#明智光秀 に関する雑感vol.1 ヒーローにしてはならない人物
明智光秀に関する雑感vol.1
「ヒーローにしてはならない人物」
どんなに格好をつけようと、どんな理屈をつけようと、私は明智光秀を英雄として奉ることに納得できない。
勉強家で、様々な知識を身に着けていたのは間違いない。能吏であり、主君信長の命令を着実にこなす人物であったのも事実で、信長が最もその能力を信頼していたのも間違いない。
また信長の性格から、光秀に対して暴言や暴力もあったであろう。
しかし、しかしである。どんな理由があろうと、多くの味方も附けずに主君を弑逆することは、光秀の全ての功績を打ち消すほどあってはならない行為だと思う。
周の武王は、時を待ち人信を集めた後に、暴君の殷の紂王を討滅した。
明の朱元璋は、平民出身であり、平民を味方につけて勢力を得て明王朝を成立させた。
秀吉は、信長の子孫を奉りつつ、諸将を味方につけ一大勢力となり、関白にまで上りつめた。
いずれも、主に対して弓を引くか恩知らずの行為をしているが、多数の他者を味方につけることを忘れなかった。
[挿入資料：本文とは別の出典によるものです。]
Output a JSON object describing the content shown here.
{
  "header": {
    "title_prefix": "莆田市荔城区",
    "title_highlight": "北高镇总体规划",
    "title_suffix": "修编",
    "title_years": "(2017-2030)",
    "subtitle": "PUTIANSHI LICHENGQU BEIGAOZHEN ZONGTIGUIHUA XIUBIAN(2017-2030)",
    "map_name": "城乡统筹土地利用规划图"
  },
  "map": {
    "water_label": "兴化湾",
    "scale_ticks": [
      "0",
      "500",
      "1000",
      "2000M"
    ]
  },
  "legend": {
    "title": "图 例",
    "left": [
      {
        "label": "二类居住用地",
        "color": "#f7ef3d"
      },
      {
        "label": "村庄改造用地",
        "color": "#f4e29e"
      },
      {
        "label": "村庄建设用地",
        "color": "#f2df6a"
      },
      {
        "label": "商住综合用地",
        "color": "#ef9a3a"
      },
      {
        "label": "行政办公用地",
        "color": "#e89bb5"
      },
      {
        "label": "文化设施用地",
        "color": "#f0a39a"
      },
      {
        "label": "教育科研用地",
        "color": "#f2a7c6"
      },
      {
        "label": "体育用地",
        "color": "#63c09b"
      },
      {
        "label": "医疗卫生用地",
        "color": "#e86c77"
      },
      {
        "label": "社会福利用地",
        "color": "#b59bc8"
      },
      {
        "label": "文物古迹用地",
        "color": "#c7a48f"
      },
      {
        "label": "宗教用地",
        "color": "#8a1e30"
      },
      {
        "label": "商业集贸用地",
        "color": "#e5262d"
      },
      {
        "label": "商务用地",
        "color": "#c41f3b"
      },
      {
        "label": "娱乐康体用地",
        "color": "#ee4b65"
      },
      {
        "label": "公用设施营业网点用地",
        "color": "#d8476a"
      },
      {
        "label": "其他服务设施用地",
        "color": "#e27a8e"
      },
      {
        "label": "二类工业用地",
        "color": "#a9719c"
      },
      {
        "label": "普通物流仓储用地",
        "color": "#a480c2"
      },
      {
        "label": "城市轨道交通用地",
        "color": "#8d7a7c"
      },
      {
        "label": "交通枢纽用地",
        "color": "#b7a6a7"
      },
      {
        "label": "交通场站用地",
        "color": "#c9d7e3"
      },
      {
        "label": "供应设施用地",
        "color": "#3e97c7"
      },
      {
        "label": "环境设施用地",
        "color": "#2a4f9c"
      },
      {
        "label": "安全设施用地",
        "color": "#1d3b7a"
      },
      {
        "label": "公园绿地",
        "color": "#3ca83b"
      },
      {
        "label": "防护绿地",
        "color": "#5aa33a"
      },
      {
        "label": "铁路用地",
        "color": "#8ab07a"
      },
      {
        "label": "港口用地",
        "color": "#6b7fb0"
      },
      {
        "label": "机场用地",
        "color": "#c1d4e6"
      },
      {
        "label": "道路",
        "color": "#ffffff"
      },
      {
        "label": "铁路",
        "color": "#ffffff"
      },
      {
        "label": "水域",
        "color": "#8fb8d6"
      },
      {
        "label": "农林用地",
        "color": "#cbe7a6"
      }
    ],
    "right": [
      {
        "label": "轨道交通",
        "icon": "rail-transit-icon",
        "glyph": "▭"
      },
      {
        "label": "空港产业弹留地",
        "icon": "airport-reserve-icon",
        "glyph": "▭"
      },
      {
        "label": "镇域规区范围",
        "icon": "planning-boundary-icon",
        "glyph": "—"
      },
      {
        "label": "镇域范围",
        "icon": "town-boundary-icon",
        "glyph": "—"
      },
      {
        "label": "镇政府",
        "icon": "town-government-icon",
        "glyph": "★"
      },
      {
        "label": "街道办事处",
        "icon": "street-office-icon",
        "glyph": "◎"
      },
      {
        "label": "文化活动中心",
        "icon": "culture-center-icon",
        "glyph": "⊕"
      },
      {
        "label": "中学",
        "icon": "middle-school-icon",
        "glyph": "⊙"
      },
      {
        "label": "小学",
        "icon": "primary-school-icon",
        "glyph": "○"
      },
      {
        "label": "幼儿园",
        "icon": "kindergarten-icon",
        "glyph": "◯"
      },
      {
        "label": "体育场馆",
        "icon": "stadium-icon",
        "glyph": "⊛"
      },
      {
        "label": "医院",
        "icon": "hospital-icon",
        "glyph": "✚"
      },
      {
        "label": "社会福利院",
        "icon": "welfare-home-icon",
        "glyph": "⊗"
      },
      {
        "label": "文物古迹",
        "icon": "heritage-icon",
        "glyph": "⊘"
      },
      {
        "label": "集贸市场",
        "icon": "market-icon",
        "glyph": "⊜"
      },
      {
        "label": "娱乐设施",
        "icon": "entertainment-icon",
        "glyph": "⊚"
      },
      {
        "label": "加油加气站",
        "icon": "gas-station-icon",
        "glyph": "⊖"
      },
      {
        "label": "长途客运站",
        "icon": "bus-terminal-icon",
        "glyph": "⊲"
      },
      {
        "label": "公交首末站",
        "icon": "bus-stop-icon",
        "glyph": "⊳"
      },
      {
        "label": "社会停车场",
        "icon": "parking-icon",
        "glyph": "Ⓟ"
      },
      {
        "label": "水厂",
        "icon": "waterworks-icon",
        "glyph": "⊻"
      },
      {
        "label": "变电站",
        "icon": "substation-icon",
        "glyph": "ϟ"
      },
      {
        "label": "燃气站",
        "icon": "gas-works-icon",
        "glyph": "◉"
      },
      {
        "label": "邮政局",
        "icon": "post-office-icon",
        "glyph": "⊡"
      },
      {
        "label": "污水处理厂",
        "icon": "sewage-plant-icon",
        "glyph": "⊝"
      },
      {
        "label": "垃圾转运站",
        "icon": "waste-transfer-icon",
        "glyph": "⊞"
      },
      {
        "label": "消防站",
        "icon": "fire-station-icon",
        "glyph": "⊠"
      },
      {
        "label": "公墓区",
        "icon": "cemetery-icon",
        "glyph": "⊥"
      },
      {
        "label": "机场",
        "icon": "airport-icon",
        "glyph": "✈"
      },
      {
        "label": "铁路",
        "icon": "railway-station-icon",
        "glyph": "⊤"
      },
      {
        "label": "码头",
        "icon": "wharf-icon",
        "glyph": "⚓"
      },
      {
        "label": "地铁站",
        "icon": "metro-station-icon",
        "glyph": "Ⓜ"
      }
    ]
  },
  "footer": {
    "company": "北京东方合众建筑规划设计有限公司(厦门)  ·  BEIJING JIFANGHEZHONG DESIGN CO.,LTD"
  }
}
光秀は、味方を募ることができなかった。この一点で、信長を討ったことは、私怨であることが分かる。
弑逆してから味方を募るのは論外である。
細川親子が光秀に背を向けたのは当然といえば当然である。つい一年前までは、信長の恩を忘れまじと言っていた人物が豹変したのは、大義がない。
光秀が信長を討った理由はわかっていない。
歴史作家の加来耕三氏は「精神的な病」「うつ病」論を出されているが、私もその意見に賛成である。加来耕三氏の光秀論は、ほぼ私も同じ意見だったので驚いた。
頑張りすぎて、自分で自分を追い込んでしまい、これ以上動けなくなり、信長の期待に答えられなくなっていき、精神的におかしくなっていったのではないかと思う。その延長線上に本能寺の変があったと私も思っている。
だからこそ、大多数の意見を集合させずに、自分だけの思いで突っ走ってしまった光秀には賛同できない。彼を英雄化することは私怨による裏切りを推奨することになりかねない。
光秀は優秀な人物であったが、引き際を間違えた。頑張りすぎて、自分の能力を超えることまで信長に求められるようになってしまい、引き際を失ってしまった。優秀であるがゆえの悲劇は悲しい。しかしヒーローであってはならない!
今、岐阜では光秀を盛り上げている。しかし、岐阜の名をつけたのは信長であり、光秀を応援することに私は納得できないでいる。